When the screen filled with a chaotic series of characters, Mekonnen knew he had been fooled — in hacker jargon, he had taken “the bait” — yet it wasn’t clear what exactly was happening to his computer, or why.
That same day, an ESAT employee in Belgium also had received mysterious documents over Skype chats. Noticing that the files were of an unusual type, he chose not to open them on his work computer. Instead, the ESAT employee uploaded one of the files to a Web site, VirusTotal, that scans suspicious software for signs of their origins and capabilities.
That Web site also has a system to alert researchers when certain types of malicious software are discovered. Marczak, the Citizen Lab researcher, who had been tracking the spread of spyware from Hacking Team and other manufacturers, soon got an e-mail from VirusTotal reporting that a suspicious file had been found, carrying telltale coding.
Marczak, a doctoral student in computer science at the University of California at Berkeley, had worked with members of the Ethiopian community before, during an attempted hacking incident last April. When he received the alert from VirusTotal, he got in touch with ESAT’s offices in Alexandria and began looking for signs of Hacking Team software on the news service’s computers. He was eventually joined in the detective work by three other researchers affiliated with Citizen Lab, Claudio Guarnieri, Morgan Marquis-Boire and John Scott-Railton. They did not detect an active version of the spyware on Mekonnen’s computer, suggesting it had failed to activate properly or was removed by the hackers who deployed it. But when Citizen Lab analyzed the file itself — still embedded in Mekonnen’s Skype account — its coding tracked closely to other Hacking Team spyware, Marczak said.
The Citizen Lab team found that the spyware was designed to connect to a remote server that used an encryption certificate issued by a group listed as “HT srl,” an apparent reference to Hacking Team. The certificate also mentioned “RCS,” which fits the acronym for the company’s “Remote Control System” spyware.

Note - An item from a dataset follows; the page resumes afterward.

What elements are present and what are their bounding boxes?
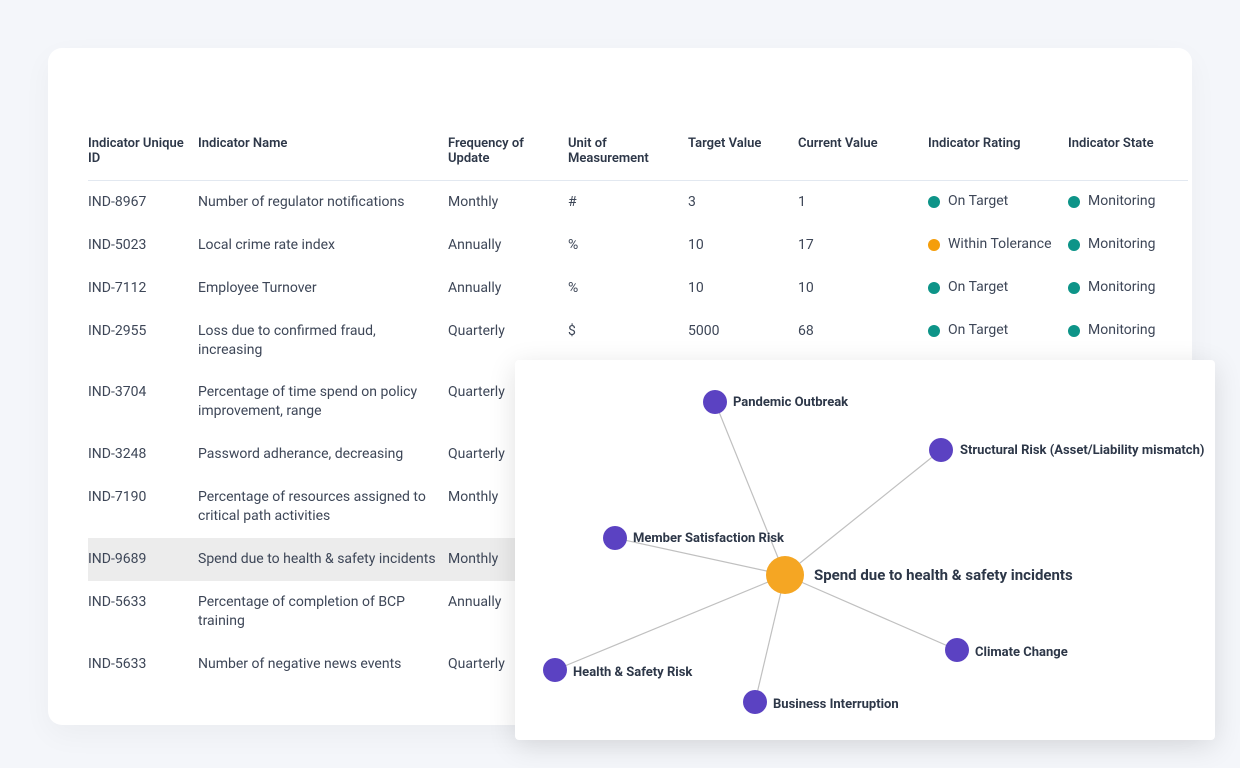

The researchers discovered a similar encryption certificate used by a server whose IP address was registered to Giancarlo Russo, who is Hacking Team’s chief operating officer. The phone number and mailing address associated with that server’s IP address matched the company’s headquarters in Milan, Citizen Lab said.
The evidence of Ethiopia’s involvement was less definitive — as is common when analysts attempt to learn the origin of a cyberattack — though the Citizen Lab researchers express little doubt about who was behind the attack. The document that Mekonnen downloaded, they noted, had a title in Amharic that referred to Ethiopian politics, making clear that the attackers had deep knowledge of that country.
In addition, few governments have enough interest in Ethiopian politics to deploy a sophisticated spyware attack against journalists covering the country, Marczak said. “I can’t really think of any other government that would like to spy on ESAT.”
The biggest fear among journalists is that spies have accessed sensitive contact lists on ESAT computers, which could help the government track their sources back in Ethiopia.
“This is a really great danger for them,” Mekonnen said.